6. Integration, Limitations, and Future Directions
AvantGraph with GraphAlg delivers full expressiveness for defining established graph algorithms (PageRank, SSSP, WCC, label propagation) within a compact linear-algebraic DSL (10–20 lines per algorithm). Algorithms execute natively alongside queries, eliminating export/import steps and data staleness, and leverage advanced optimizations including static sparsity tracking, loop hoisting, and in-place updates.
Noted limitations include:
- CDLP underperformance due to hash aggregation bottlenecks; improved multi-threading is a development target.
- BFS on very sparse graphs may be limited by current I/O formats versus highly tuned columnar designs.
- The engine is presently single-node; distributed execution is planned.
- Standard SQL+CTE back-end generation is not currently implemented; supporting recursive CTE plans could broaden usability.
Future work aims to:
- Conduct user studies to quantify productivity gains attributable to the concise GraphAlg DSL.
- Integrate GraphAlg-to-SQL compilation exploiting new CTE extensions in PostgreSQL and DuckDB for portability.
- Expand the Loop node to distributed “shard+exchange” plans for scale-out analytics.
- Support streaming graphs and dynamic, incremental algorithms (e.g., in-place delta updates).
- Construct higher-level analytics libraries (graph kernels, algebraic reachability) on GraphAlg.

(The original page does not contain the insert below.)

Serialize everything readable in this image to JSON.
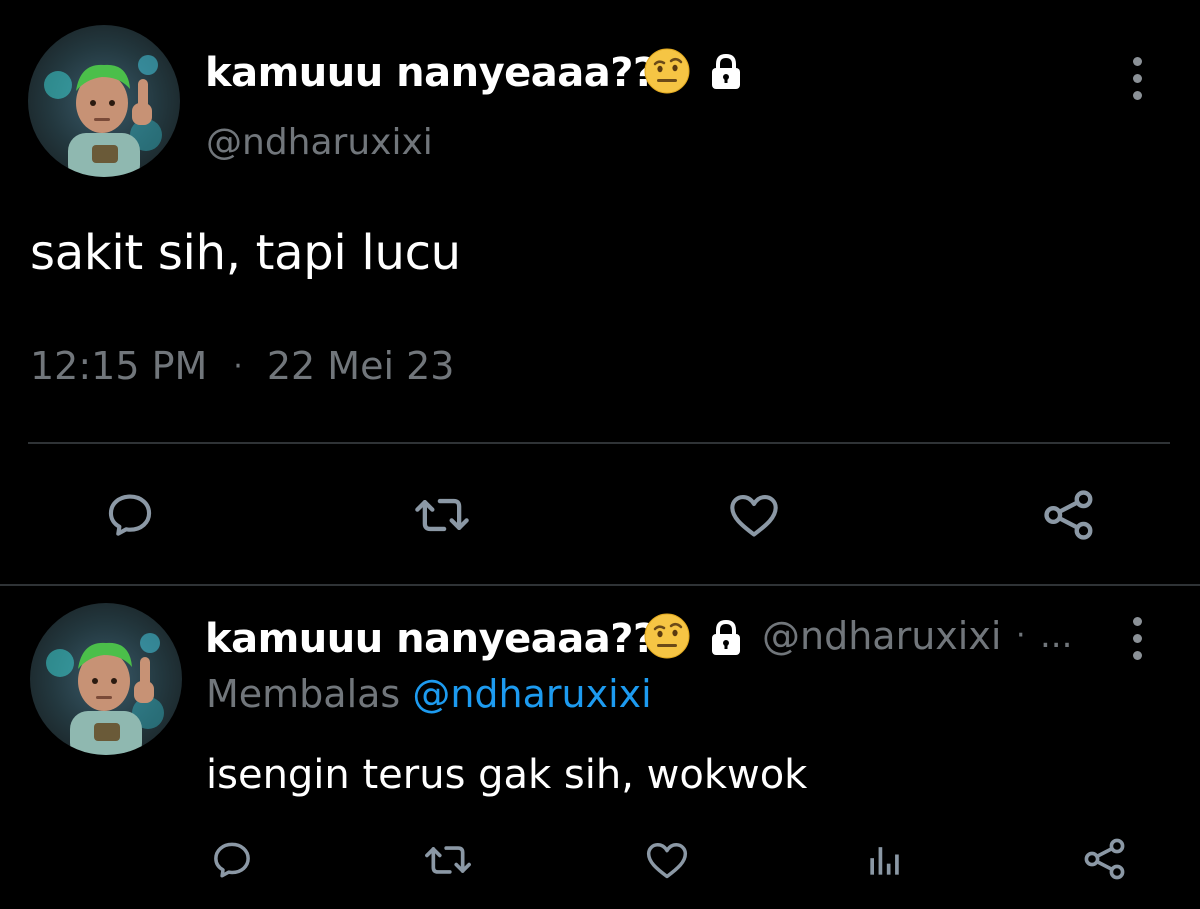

The AvantGraph system demonstrates that a minimalist linear algebra DSL compiled to relational algebra with sophisticated loop and sparsity optimization provides both the expressiveness of dedicated graph-analytics APIs and performance on par with specialized engines, establishing an effective paradigm for algorithmic support in graph databases (Graaf et al., 10 Jan 2026).